Antes de explicar a história, é importante frisar: o Brasil não tem tradição alguma no esporte e as chances de um vexame eram grandes. Já para tentar a classificação, o país mostrou um baixo nível técnico. O time não cumprirá, no feminino, qualquer uma das duas condições impostas pela Federação Internacional de Hóquei (FIH): ficar entre os 40 primeiros do ranking mundial no fim de 2014 (é 41º e sem chance de melhorar) ou terminar em penúltimo os Jogos Pan-Americanos de Toronto-2015 – a equipe não se classificou para o Pan no ano que vem.
Por não ter chances de conseguir a vaga no feminino no campo, COB, Ministério do Esporte e CBHG (Confederação Brasileira de Hóquei sobre a Grama e Indoor) admitiram o fracasso e repassaram recursos financeiros para o time masculino, que deverá se classificar para o Pan e, lá, vai brigar para ser o sexto e atingir o critério imposto pela FIH.
Com as verbas concentradas nos homens, as meninas foram alijadas de disputar a primeira fase da Liga Mundial, a partir de 8 de setembro, em Guadalajara (México). Era a última chance delas. A ideia era mostrar boa vontade, alguma qualidade técnica, e sensibilizar a FIH a afrouxar as exigências.
Sozinhas e com alguma esperança, as jogadoras começaram, pela internet, uma malsucedida campanha de arrecadação de fundos para disputa a Liga Mundial. Paralelamente, a Federação de Hóquei de Santa Catarina (FHESC) passou a buscar patrocinadores que arcassem com os R$ 180 mil previstos. Na previsão de custos fornecida pela CBHG, alega a federação catarinense, estava previsto 12 embarques de Florianópolis para Guadalajara. Nada mais justo: o Florianópolis é tri e Desterro, da mesma cidade, tetracampeão brasileiro.
A ideia de uma "seleção catarinense" convenceu um patrocinador local, que bancaria os custos da viagem de toda a seleção. Para que as passagens fossem compradas com alguma antecedência, a FHESC solicitou à CBHG uma lista de convocadas. Entre os 18 nomes, apenas duas atletas do Desterro e duas do Florianópolis. Por outro lado, o campo "clube" de quatro delas é preenchido por "Holanda". Outras três são de "Argentina". Os patrocinadores catarinenses, sentindo-se enganados, não viram mais motivos para apoiar o time, que teria mais holandesas que jogadoras do estado.

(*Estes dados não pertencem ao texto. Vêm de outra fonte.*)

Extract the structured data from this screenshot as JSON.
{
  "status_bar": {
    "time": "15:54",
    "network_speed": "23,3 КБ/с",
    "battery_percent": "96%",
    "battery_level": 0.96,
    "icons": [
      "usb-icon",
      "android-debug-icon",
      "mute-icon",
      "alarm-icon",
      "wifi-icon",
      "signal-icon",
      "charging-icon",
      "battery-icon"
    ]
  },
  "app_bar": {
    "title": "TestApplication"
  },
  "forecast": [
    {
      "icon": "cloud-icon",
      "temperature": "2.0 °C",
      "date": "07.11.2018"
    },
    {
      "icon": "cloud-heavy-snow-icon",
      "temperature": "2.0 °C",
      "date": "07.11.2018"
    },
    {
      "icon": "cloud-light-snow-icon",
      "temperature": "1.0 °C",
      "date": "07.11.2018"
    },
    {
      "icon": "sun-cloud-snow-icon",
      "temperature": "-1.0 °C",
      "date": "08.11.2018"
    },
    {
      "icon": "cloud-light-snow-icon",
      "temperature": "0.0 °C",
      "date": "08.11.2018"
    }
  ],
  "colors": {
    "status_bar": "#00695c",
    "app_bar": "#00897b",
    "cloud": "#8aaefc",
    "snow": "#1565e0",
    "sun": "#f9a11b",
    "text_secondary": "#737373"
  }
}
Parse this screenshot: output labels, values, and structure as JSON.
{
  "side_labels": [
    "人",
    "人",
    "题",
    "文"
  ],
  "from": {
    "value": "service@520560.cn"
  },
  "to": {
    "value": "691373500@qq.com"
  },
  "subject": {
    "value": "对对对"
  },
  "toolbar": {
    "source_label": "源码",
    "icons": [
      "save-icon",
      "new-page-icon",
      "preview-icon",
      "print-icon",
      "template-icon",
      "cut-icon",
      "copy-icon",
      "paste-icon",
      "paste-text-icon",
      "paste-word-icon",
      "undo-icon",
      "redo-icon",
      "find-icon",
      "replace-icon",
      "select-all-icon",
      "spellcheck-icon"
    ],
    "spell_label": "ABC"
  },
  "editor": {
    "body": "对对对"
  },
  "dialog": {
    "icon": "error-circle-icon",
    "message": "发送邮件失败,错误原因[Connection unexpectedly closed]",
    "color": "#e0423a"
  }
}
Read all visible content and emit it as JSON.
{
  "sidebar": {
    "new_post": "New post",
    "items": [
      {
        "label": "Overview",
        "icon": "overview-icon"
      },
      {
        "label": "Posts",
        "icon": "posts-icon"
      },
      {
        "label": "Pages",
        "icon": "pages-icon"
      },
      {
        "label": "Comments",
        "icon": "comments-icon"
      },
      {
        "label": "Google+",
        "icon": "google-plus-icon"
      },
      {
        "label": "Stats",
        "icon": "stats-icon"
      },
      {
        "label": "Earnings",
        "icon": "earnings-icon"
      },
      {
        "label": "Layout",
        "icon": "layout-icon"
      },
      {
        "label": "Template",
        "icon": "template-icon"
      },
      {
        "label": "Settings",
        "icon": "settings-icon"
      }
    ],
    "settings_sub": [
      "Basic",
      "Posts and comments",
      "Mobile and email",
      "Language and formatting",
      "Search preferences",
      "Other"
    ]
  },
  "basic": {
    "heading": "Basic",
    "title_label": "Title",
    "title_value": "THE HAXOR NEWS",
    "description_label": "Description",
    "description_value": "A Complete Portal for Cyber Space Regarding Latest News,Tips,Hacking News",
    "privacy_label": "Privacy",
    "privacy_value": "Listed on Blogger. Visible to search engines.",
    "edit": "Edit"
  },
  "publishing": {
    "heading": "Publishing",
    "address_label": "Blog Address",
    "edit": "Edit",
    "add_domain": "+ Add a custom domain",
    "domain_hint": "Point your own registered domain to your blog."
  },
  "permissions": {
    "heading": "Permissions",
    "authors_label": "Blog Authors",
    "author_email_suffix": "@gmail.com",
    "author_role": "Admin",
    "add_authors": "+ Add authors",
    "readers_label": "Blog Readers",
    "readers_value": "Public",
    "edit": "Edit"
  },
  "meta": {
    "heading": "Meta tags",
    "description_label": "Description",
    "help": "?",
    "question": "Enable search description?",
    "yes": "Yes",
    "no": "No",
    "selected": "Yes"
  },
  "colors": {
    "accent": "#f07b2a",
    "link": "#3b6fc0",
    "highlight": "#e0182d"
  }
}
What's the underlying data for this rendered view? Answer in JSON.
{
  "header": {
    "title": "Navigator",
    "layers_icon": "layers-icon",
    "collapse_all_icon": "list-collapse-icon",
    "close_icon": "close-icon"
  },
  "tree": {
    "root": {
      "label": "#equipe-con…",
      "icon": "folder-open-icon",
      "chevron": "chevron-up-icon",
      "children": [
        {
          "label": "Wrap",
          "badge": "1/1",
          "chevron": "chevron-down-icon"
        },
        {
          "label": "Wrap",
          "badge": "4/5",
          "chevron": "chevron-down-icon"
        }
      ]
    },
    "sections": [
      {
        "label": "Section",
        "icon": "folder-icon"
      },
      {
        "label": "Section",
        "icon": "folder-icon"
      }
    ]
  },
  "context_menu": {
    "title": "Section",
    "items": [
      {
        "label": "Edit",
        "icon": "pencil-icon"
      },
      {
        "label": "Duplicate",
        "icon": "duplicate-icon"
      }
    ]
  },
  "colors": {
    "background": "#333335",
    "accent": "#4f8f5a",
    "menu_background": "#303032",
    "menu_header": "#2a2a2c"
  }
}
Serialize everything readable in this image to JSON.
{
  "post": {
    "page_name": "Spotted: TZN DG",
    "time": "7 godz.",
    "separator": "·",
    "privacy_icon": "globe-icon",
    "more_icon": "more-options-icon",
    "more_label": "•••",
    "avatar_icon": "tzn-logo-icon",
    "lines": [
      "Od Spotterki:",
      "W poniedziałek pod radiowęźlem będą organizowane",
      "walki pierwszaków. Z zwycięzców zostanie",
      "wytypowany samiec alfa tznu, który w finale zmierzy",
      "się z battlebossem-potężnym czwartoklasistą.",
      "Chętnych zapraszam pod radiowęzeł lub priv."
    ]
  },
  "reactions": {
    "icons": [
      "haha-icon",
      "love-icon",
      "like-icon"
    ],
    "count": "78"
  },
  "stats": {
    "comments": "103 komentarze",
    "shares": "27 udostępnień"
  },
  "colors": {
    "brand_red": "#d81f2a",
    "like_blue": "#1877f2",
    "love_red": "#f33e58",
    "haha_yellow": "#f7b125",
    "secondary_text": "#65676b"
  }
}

"Com essa nova realidade, fomos obrigados a relatar aos nossos parceiros, que, indignados com a situação, cancelaram não somente o aporte para a viagem, como também todo o projeto de patrocínio da FHESC", escreveu, às atletas, Luiz Carlos da V. Paes, presidente da federação.
"A CBHG tentou reverter a decisão junto à FHESC, mas não conseguiu. Por causa da decisão da FHESC e do patrocinador dela, a CBHG está muito desapontada por se ver obrigada a cancelar a participação da seleção feminina na Liga Mundial", respondeu, também em e-mail às atletas, Bruno Patricio Oliveira, diretor-técnico da CBHG.
O e-mail tem o mesmo texto em português e inglês. A convocação, feita por Eduardo Martins Jr, dias antes, é traduzida também para o espanhol. Afinal, no desespero por uma evolução técnica, a CBHG passou a buscar nos últimos anos atletas de origem brasileira na Holanda (especialmente jogadoras adotadas quando criança) e na Argentina, os países com melhores resultados recentes na modalidade. É como se uma nação de menor expressão no futebol convocasse jogadores brasileiros, de qualquer nível, apenas por serem brasileiros.
"Qualquer holandesa é convocada só por ser holandesa, independente de ser melhor ou pior que as brasileiras. Tem uma nessa lista que eu não sei nem a cor do cabelo", conta, sob a condição de anonimato, uma das líderes do grupo brasileiro.